DZ 11

El público esperaba un final (f)

El público esperaba un final. Había aumentado en número. Apenas quedaban asientos libres. El perro sacudió el lomo y salpicó de sangre a los que estaban cerca de él. El niño estaba tirado en el suelo, con las piernas abiertas en una posición imposible, y sin brazos. Sus labios habían virado al azul y sus mejillas a un desteñido color crema. Miraba a ninguna parte. Aún respiraba. Entré en el círculo de tierra. Me habían dicho que esos perros no mordían a los zombis, pero yo no estaba seguro. Mirando los ojos furiosos del animal, cualquiera habría dudado. El perro retrocedió. Quizá también quiso saber qué pintaba yo en medio de aquel espectáculo. Me agaché y acaricié la cabeza del chaval. Un pelo estropajoso, enmarañado, sucio. Luego hice aquello para lo que había entrado en el círculo de tierra: cogí la barra metálica con la que el niño se defendía y se la hundí en el cráneo.

Cuánto va a durar (e)

¿Cuánto va a durar esto?, pregunté. Lo que el chico diga o lo que el perro diga, respondió el guardián. Le habían entregado una barra de hierro para defenderse, de lo contrario la lucha habría concluido en pocos segundos, y al parecer el muchacho sabía cómo usarla. La cabeza del perro sangraba y el animal se había concedido un respiro. De cualquier modo, aquello iba a terminar deprisa. El niño no resistiría otro ataque. Quiero llevármelo, anuncié. El guardián meneó la cabeza. Me miró como si yo fuera uno de esos zombis idiotizados con los que no se puede razonar. Mira, dijo, el chico ya no está con nosotros, te parece que está, pero no está, está muy lejos, se marchó hace tiempo, ¿entiendes?, aquí solo quedamos nosotros y los perros.

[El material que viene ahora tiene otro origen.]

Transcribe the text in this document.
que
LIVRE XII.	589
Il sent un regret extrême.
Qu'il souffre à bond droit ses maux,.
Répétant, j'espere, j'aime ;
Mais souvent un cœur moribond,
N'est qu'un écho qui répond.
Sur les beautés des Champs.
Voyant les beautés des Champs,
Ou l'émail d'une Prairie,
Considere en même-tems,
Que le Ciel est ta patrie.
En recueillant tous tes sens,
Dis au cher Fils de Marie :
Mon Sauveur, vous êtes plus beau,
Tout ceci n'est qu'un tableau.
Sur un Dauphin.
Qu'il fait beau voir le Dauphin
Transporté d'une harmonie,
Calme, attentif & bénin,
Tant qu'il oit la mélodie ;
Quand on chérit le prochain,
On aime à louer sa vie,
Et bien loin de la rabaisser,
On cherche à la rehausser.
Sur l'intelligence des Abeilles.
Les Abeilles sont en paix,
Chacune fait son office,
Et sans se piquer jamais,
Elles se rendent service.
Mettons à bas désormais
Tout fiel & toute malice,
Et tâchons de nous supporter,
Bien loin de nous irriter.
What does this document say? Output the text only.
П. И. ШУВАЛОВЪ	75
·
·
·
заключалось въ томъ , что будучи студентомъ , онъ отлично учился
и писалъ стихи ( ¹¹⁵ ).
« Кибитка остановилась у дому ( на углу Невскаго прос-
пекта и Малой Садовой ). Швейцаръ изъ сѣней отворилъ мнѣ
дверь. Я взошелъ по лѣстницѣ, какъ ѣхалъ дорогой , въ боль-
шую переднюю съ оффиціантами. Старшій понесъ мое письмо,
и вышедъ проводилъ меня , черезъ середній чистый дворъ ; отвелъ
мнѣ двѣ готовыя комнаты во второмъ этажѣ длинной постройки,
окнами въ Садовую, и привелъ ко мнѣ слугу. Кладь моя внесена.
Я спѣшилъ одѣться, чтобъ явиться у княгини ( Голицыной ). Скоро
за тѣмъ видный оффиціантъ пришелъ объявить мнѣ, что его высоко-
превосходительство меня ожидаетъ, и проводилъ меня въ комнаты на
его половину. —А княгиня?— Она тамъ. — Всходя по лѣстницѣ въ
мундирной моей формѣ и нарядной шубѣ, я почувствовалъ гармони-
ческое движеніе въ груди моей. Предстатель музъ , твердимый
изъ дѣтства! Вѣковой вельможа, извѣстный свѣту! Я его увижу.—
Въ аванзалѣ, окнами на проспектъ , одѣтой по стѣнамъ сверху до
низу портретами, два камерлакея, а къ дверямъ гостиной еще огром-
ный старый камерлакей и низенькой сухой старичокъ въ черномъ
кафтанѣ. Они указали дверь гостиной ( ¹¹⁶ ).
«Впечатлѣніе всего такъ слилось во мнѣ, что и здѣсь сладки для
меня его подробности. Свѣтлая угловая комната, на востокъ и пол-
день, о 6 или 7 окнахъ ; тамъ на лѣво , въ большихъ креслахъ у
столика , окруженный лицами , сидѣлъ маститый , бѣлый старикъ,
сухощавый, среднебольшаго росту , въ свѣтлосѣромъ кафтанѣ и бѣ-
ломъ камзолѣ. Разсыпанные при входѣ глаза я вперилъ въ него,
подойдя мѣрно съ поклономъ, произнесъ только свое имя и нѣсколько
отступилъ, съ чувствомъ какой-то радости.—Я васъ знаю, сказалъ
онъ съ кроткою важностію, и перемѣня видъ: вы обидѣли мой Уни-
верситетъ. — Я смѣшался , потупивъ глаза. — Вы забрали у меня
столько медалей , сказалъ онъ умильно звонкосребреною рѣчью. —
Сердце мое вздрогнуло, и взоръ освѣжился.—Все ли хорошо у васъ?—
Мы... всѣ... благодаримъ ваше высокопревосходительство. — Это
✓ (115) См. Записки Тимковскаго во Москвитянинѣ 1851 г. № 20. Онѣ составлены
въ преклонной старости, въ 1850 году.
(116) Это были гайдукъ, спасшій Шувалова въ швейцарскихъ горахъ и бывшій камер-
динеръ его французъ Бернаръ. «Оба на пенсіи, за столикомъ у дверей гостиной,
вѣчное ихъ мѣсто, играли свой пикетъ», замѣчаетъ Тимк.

Conseguí situarme en primera fila (d)

Conseguí situarme en primera fila. La cabeza del niño colgaba descuidadamente hacia delante y hacia los lados, como si no pudiera estarse quieta. Un hilo rojo emergía de sus labios y buscaba el suelo. Estaba sentado con las piernas cruzadas. Tenía arañazos en los muslos y mordeduras por todo el cuerpo. El perro le había arrancado la mano izquierda. Tiene aguante el chico, ¿eh?, dijo el guardián.

El guardián (c)

El guardián me enseñó la celda en la que esperaban turno los otros humanos. Reconocí enseguida al niño. Me detuve al pasar delante de él. Un chico cabezota. No quiso venir conmigo. Y había acabado allí, en el matadero. ¿Cuánto?, pregunté al guardián. ¿Cuánto qué?, replicó extrañado. ¿Cuánto queréis por el niño? El guardián se echó a reír. ¿Te parece esto un supermercado?, dijo. Me gustaría quedármelo, insistí. No puede ser. ¿Por qué no? Porque no. El guardián me cogió del hombro y me empujó hacia fuera. Ya no era amable. Lo último que dijo tampoco fue muy conciliador: Vosotros, los finolis de mierda, creéis que podéis venir aquí y tratarnos como si los idiotas que solo saben correr detrás de la comida fuéramos nosotros, pero estáis muy equivocados.

Me llevaron al teatro (b)

Me llevaron al teatro. Parecía un circo de juguete. Una jaula circular, y dentro, un escenario de cinco metros de diámetro, rodeado de bancos y sillas viejas y hasta mecedoras. Los miembros de las bandas hablaban a gritos y reían, mientras esperaban. Trajeron a uno de los perros atado con una cadena y lo soltaron en el círculo. Luego trajeron a una mujer, a rastras. Ella vio al animal y quiso huir, pero no se lo permitieron. Los zetas rugieron y empezaron a apostar acerca del tiempo que la mujer aguantaría.

Oí ladrar a unos perros (a)

Oí ladrar a unos perros y pregunté. Claro, son perros, nuestros perros, me explicó un zeta con un círculo rojo tatuado en el antebrazo derecho. Tenían a los animales en un pequeño edificio anexo al principal. Tras una puerta de madera alta y pesada descubrí las jaulas. Había un perro en cada una de ellas. Un vigilante se acercó a mí. ¿Quiere verlos?, no tenga miedo, nos gusta enseñarlos, dijo. Ojos amarillos, mates, hundidos en una depresión, y dientes que parecían cuchillas, también amarillos, escarpados, dentro de una boca torcida. Están sedados, me explicó, de lo contrario nadie aguantaría ni dos minutos en el matadero, del escándalo que montarían. Nuestros perros. Eran como algunos de nosotros, rabiosos y ciegos. Solo querían morder.